Un romanzo di ombre e ritorni
Il pappagallo muto è molto più di un nuovo capitolo. È un punto di svolta. Il ritmo è serrato, i registri narrativi si intrecciano con naturalezza e profondità, e i personaggi evolvono in direzioni impreviste. Sara, in particolare, sembra rinata: “Negli ultimi romanzi era ripiegata su se stessa, come una vedova indiana,” racconta l’autore. “Ora invece accetta di tornare in campo, anche per egoismo. Perché ha ancora voglia di incidere, di contare.”

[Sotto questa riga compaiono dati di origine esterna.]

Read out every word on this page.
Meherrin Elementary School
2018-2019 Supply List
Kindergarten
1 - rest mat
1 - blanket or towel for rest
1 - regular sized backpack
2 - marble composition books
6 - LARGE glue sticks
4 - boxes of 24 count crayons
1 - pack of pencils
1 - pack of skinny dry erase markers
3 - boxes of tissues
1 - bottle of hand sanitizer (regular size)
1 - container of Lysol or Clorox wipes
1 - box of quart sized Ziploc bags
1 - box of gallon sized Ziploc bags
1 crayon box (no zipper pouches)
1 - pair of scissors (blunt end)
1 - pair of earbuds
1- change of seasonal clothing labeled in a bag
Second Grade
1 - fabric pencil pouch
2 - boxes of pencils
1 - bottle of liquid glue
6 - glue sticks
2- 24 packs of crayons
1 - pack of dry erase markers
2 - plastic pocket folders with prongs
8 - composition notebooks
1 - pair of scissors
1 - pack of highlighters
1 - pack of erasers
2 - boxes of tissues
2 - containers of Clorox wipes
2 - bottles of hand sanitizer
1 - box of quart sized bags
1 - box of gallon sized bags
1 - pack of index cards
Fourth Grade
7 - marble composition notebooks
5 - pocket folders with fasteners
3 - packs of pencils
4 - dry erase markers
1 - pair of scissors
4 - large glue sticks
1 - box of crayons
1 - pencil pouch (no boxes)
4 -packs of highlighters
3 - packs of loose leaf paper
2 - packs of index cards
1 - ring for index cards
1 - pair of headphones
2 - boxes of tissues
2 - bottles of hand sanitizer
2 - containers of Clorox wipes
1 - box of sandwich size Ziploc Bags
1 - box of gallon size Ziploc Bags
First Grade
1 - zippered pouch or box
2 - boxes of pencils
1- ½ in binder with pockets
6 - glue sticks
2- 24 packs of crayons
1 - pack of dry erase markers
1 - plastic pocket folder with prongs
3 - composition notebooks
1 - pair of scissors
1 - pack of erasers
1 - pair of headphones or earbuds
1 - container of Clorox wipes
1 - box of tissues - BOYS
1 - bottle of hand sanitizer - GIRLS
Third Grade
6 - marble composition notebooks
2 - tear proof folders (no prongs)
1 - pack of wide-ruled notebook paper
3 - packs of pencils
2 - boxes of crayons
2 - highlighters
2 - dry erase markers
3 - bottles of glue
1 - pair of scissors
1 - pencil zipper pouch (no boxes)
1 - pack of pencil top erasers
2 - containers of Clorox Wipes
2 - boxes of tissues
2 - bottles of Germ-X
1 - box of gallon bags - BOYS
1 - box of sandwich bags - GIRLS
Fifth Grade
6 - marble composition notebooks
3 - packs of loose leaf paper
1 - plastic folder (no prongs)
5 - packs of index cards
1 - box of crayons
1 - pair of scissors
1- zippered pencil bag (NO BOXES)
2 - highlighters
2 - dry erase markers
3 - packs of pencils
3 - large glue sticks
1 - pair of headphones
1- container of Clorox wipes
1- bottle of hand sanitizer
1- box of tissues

Accanto a lei, prende sempre più piede Viola, personaggio giovane, forte, determinato. “Viola potrebbe essere la nuova Sara,” ammette de Giovanni. “Non una sostituta, ma una continuazione. Ha il senso della responsabilità, e una fame di futuro che la spinge a seguirla, anche contro la sua stessa volontà.”
E proprio questa dialettica generazionale diventa uno dei temi più interessanti del romanzo.

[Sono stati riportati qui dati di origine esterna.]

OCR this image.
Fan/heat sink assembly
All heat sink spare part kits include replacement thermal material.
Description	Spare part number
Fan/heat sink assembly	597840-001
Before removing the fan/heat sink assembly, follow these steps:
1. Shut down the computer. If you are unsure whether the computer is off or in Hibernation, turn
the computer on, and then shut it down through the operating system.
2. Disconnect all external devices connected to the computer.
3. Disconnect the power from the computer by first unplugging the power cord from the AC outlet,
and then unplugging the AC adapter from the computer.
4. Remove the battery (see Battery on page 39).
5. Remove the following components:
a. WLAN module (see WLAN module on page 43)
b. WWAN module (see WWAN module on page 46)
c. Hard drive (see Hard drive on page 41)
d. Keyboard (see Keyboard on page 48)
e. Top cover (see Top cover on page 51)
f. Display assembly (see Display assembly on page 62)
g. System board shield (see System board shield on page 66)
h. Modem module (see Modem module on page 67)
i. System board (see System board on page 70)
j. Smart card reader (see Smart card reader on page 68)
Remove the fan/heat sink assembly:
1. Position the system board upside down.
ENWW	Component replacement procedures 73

Sara e Andrea rappresentano un mondo artigianale, analogico, umano. Un mondo che si oppone — non con violenza, ma con intelligenza — alla deriva tecnologica e iperconnessa.
“La tecnologia fa paura,” osserva lo scrittore. “E le nostre storie nascono sempre dalla paura. Prima era il terrorismo, poi l’ideologia, poi il crimine. Ora abbiamo la tecnologia e la geopolitica. Ma la paura è sempre fertile, se la si sa raccontare.”
Una serie che non tradisce i lettori
Il 3 Giugno, Sara Morozzi approderà su Netflix con una serie interpretata da Teresa Saponangelo. E per una volta, de Giovanni si dichiara soddisfatto. “Io non parlo mai delle serie tratte dai miei libri. Ma questa… questa è diversa. Rispetta il testo, i personaggi respirano, la scrittura è per chi legge. Non per la prima serata generalista, ma per chi ama la complessità.”

E proprio nella serie, come nel libro, torna forte il tema dell’elemento umano. Sara non è solo un agente in disuso, è la carta imprevista che scompiglia il mazzo. In un’epoca di sorveglianza digitale, intercettazioni e algoritmi, è lei — insieme ad Andrea — a ribaltare i giochi.
“È come se in una squadra primavera ti ritrovassi un fuoriclasse già tesserato, che nessuno aveva visto arrivare,” dice con entusiasmo. “E quello fa la differenza. Sara è l’anomalia che spiazza. È l’ultimo elemento artigianale in un mondo che crede solo nelle macchine.”
Un futuro ancora da scrivere
Il futuro di Sara Morozzi è incerto, come quello di Teresa, la sorella di vita, che in queste pagine mostra un lato inquietante, quasi misterioso… De Giovanni non si sbilancia. “Scrivere è un atto di ascolto. Come Sara, anche io aspetto. Aspetto che lei mi parli.”
E nel frattempo, ci lascia con l’idea che molto possa ancora accadere. Che Sara, con i suoi ferri vecchi, le sue scarpe comode e il suo sguardo acuto, abbia ancora qualcosa da insegnare. A noi lettori. Ai servizi segreti. Al mondo intero.